Réputé pour sa polyvalence, Diego El Cigala a enregistré l'année passée un album live de tango argentin depuis le légendaire Teatro Gran Rex de Buenos Aires, y apportant sa touche vocale flamenca incomparable.
Entouré de l'incroyable guitariste Diego El Morao, du contre-bassiste Yelsy Heredia, du pianiste Jaime Calabuig et du percussionniste Sabú Porrina; celui que l'on surnomme « le sinatra du flamenco » a interprété des morceaux classiques et contemporains du répertoire tango.

Malgré quelques problèmes sonores en façade (et aux retours aussi apparemment si l'on compte le nombre de fois où le chanteur s'est adressé à son ingénieur du son), Diego El Cigala reste toujours aussi destabilisant tant le panel d'émotions jaillissant de sa voix semble illimité.
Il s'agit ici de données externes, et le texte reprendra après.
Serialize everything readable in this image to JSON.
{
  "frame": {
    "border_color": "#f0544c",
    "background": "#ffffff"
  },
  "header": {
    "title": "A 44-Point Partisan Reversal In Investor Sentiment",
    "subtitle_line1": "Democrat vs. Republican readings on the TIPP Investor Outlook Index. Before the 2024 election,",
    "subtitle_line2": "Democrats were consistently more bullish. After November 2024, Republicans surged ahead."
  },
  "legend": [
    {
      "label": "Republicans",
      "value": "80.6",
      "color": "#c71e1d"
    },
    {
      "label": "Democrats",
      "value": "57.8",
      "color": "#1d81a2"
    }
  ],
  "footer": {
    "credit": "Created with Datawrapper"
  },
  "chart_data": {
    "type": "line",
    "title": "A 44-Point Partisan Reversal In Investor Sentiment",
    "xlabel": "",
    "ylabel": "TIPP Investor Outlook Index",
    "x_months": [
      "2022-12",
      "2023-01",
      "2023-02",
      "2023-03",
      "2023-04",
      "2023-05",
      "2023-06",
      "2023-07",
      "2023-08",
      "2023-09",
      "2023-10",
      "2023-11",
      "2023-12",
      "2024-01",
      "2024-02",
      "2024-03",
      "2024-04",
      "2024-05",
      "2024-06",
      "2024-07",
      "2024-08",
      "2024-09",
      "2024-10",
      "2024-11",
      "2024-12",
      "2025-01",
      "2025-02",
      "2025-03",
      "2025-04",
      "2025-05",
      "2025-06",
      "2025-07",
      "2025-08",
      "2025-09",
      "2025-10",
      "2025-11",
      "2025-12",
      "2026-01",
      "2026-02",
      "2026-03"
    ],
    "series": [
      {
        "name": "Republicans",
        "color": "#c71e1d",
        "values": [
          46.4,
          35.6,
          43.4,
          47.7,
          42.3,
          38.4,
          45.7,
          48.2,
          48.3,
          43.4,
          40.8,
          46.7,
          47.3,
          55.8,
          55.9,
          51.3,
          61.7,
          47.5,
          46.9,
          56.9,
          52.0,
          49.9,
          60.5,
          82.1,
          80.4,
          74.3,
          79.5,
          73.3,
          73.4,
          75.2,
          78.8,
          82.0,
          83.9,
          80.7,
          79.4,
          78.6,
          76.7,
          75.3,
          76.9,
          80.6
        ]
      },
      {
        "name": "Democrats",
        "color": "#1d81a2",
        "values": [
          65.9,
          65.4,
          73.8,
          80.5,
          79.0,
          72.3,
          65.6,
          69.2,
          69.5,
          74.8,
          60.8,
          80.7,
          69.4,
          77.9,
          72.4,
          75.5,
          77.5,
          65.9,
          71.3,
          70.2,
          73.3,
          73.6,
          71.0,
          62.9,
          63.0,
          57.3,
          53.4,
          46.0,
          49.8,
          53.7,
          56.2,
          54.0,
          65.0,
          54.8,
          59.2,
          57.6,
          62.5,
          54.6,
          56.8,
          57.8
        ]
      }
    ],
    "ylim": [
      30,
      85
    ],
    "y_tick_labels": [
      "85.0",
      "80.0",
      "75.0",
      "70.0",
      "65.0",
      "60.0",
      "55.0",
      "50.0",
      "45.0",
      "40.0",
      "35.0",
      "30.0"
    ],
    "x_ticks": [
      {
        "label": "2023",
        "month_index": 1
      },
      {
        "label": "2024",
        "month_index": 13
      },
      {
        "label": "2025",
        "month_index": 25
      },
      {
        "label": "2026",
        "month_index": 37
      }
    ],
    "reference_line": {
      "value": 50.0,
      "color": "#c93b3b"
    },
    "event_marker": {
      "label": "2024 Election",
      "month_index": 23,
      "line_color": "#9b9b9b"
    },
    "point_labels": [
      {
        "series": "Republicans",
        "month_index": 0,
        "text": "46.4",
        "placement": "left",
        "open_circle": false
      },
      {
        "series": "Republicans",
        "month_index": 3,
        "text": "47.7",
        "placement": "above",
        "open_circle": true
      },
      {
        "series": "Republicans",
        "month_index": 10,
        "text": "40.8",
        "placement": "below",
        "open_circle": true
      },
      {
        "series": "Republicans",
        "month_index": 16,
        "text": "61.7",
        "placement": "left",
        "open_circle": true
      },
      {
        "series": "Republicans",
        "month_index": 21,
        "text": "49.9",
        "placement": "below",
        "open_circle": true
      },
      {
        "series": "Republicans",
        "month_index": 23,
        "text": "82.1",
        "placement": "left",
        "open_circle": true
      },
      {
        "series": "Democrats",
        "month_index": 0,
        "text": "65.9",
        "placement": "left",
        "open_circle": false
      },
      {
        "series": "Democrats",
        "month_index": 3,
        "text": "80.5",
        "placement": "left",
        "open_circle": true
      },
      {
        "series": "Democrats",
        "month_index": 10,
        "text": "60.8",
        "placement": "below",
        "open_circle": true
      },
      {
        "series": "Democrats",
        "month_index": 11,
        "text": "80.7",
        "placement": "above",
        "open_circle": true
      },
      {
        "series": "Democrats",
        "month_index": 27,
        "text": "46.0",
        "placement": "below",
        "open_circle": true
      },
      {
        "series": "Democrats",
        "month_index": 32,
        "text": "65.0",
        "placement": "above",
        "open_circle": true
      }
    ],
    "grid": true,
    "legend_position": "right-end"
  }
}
L'interprétation de Garganta con arena était sublime, celle de Tomo y obligo n'était pas en reste.

On le connaissait dans un registre plus incisif mais il ne déçoit pas non plus lorsqu'il joue sur la nuance. Entre deux notes humoristiques sur son « chaleureux accueil » par les douaniers canadiens, le cantaor s'est tout de même laissé aller à chanter une soléa, impecablement accompagnée par Diego El Morao à la guitare, comme pour rappeler d'où il vient vraiment.